Immunotherapy is effective in patients with severe summer hay fever, but immediate anaphylactic reactions limit its use to specialised centres. Patient selection is extremely important, and chronic perennial asthma should be specifically excluded. As serious reactions occur within minutes a two hour wait for all patients after each injection seems unnecessary.
评估免疫疗法(减敏疗法)对重度夏季花粉症患者的疗效和安全性。
一项关于生物标准化长效草花粉提取物的随机、双盲、安慰剂对照研究。
伦敦皇家布朗普顿和国家心脏医院过敏诊所。
40名成年人(平均年龄35岁),有严重草花粉过敏史,标准抗过敏药物无法控制症状。明确排除常年性哮喘患者。
患者被随机分组,分别接受活性制剂(阿罗格SQ,一种草花粉(早熟禾)提取物)或安慰剂,每周皮下注射两次,剂量逐渐增加,直至达到维持剂量。维持剂量每月注射一次。

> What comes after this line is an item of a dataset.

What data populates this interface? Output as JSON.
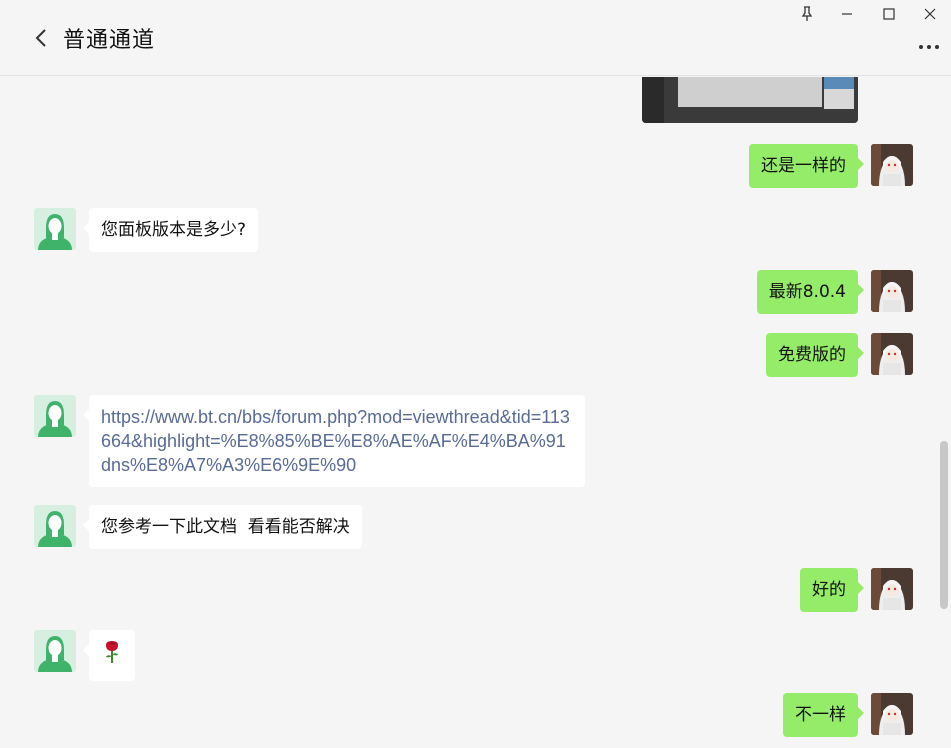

通过症状和用药记录卡、花粉季节视觉模拟评分以及患者和医生的季候后评估来评估临床疗效。在治疗8个月前后测量结膜和皮肤对局部过敏原激发的敏感性。
阿罗格SQ治疗组的总症状评分显著降低(阿罗格SQ中位数与安慰剂中位数[中位数差异的95%置信区间])(p = 0.001)(360对928[238至825])。总用药量也有显著差异(p = 0.002,129对627[178至574])。活性组的视觉模拟症状评分也有所降低(p = 0.02,2.2对5.5[-4.8至-0.5])。医生或患者进行的季候后评估显示,阿罗格SQ组有大幅改善(p < 0.001)。激发试验显示,活性组的即刻结膜过敏原敏感性降低超过10倍(p = 0.001),皮内注射过敏原后的早期反应降低40%(p = 0.02),晚期反应降低57%(p = 0.001)。共进行了523次活性注射。注射后10分钟出现1次全身反应,用肌肉注射肾上腺素后迅速逆转。2个半小时出现1次轻度迟发性荨麻疹反应。
免疫疗法对重度夏季花粉症患者有效,但即刻过敏反应限制了其仅能在专业中心使用。患者选择极为重要,应明确排除慢性常年性哮喘患者。由于严重反应在数分钟内发生,每次注射后让所有患者等待两小时似乎没有必要。